Sadly, the image of the lifeless little Aylan Kurdi of Syria on a Turkish beach has galvanized more people outside the Middle East about the barbaric crimes occurring in the region than anything else.
As the journalist Terry Glavin and others have noted, the consequences of the mayhem now include 4 million Syrian refugees scattered across the region and Europe—not to mention the more than 12 million forcibly displaced within Syria itself, who struggle daily to avoid Islamic State (ISIS) brutality.
There are now approximately 250,000 dead victims of Bashar Assad’s carnage and 27,000 photographs of victims beaten and tortured in his prisons since 2011.
In Iraq, Aylan Kurdi’s own often abused cultural community, the Kurds, and their peshmerga soldiers are fighting ISIS courageously and effectively, although it still holds large swaths of both Syria and Iraq.

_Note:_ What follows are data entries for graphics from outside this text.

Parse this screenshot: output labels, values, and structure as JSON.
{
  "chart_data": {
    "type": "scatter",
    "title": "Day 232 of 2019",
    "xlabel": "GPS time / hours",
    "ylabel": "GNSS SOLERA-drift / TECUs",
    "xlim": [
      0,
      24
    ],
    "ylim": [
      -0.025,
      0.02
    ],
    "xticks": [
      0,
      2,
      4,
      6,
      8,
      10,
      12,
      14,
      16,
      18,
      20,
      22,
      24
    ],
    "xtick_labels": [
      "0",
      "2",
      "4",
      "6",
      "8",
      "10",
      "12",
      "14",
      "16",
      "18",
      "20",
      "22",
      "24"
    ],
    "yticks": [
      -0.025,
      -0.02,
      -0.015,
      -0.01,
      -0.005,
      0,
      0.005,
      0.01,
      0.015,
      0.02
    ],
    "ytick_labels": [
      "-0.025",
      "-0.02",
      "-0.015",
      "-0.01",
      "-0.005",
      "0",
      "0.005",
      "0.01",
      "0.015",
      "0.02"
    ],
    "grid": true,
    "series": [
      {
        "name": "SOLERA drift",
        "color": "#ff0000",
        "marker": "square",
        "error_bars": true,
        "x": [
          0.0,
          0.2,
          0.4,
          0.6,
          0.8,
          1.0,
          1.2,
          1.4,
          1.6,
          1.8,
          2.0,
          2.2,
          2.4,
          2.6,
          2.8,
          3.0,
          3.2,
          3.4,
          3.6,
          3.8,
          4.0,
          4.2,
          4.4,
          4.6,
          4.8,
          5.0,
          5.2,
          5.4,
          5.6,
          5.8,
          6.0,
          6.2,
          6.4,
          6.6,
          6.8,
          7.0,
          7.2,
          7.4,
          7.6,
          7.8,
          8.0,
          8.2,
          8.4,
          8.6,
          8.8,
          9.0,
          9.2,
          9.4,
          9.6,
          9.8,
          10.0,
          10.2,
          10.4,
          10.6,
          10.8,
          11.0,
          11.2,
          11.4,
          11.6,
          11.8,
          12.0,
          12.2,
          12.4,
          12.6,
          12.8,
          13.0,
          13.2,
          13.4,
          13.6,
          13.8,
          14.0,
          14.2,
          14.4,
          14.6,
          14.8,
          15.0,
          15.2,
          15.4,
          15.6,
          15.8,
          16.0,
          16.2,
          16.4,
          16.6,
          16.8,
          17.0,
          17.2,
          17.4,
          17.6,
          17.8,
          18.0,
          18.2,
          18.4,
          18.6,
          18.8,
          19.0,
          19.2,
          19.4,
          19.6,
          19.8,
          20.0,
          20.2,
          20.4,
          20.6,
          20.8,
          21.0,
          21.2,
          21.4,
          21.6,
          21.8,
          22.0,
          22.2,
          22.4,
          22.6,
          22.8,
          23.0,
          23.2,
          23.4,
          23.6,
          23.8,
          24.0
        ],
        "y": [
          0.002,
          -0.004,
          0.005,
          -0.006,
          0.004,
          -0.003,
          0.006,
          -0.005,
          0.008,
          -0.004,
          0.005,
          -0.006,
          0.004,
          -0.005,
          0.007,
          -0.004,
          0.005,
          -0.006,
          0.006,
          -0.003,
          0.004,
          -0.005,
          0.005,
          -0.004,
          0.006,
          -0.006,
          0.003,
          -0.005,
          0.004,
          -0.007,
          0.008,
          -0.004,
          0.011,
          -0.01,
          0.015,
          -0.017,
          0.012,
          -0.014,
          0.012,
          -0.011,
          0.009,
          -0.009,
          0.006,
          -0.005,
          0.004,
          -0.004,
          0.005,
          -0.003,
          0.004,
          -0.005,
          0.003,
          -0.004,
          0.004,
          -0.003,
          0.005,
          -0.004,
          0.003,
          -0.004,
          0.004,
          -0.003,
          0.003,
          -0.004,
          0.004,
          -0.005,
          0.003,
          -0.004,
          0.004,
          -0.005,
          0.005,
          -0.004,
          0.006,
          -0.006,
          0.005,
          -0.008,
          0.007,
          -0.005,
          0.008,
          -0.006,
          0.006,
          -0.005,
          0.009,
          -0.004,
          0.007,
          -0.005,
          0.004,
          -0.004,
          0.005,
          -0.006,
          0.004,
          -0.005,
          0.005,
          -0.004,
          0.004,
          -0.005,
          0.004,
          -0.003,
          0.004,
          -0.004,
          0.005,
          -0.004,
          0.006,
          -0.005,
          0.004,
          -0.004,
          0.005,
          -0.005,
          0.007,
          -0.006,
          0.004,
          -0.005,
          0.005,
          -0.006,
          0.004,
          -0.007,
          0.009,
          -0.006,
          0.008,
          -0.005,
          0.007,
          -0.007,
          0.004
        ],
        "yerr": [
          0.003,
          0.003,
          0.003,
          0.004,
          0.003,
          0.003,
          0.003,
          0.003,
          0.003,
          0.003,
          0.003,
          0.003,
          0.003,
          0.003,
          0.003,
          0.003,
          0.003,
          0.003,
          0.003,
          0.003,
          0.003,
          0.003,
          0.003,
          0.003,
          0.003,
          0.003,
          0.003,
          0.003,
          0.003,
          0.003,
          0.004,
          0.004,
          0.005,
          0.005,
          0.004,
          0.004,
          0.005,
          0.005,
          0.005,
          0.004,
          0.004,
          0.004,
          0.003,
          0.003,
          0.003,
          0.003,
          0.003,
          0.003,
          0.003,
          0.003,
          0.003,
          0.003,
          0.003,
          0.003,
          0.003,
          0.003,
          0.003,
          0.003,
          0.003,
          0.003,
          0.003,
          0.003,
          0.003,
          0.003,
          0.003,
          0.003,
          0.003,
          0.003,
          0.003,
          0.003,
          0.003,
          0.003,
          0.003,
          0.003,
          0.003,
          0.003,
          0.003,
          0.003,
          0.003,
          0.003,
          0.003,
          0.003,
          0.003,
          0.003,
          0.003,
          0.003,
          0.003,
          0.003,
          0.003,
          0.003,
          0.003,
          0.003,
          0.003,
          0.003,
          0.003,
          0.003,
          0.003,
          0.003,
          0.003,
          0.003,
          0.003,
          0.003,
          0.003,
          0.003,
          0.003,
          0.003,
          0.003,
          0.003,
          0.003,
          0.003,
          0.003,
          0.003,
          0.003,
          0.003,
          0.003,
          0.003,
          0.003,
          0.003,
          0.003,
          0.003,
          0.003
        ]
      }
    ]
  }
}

Assisted by the U.S.-led coalition’s airstrikes, the peshmerga have retaken almost all the Kurd-inhabited territory in both countries and protected not only Iraq’s infrastructure but its people and about 1.6 million refugees seeking sanctuary with the Kurds.
The government of Turkey under President Recep Erdogan still appears to be only partly serious about defeating ISIS, while mostly attempting to stir up an old conflict with independence-seeking Kurds in Turkey (the PKK) for partisan purposes in the upcoming Turkish elections. The PKK has committed most of its fighters in Syria to opposing ISIS.
What should Canada and the United States do?
The United States has an admirable record with refugees, including, accepting more than 1.5 million Irish between 1845 and 1855 (the time of the Irish famine), 40,000 Hungarians in 1956 (immediately after the Hungarian uprising), and 280,500 Vietnamese between 1978 and 1982 (when the boat people fled Vietnam).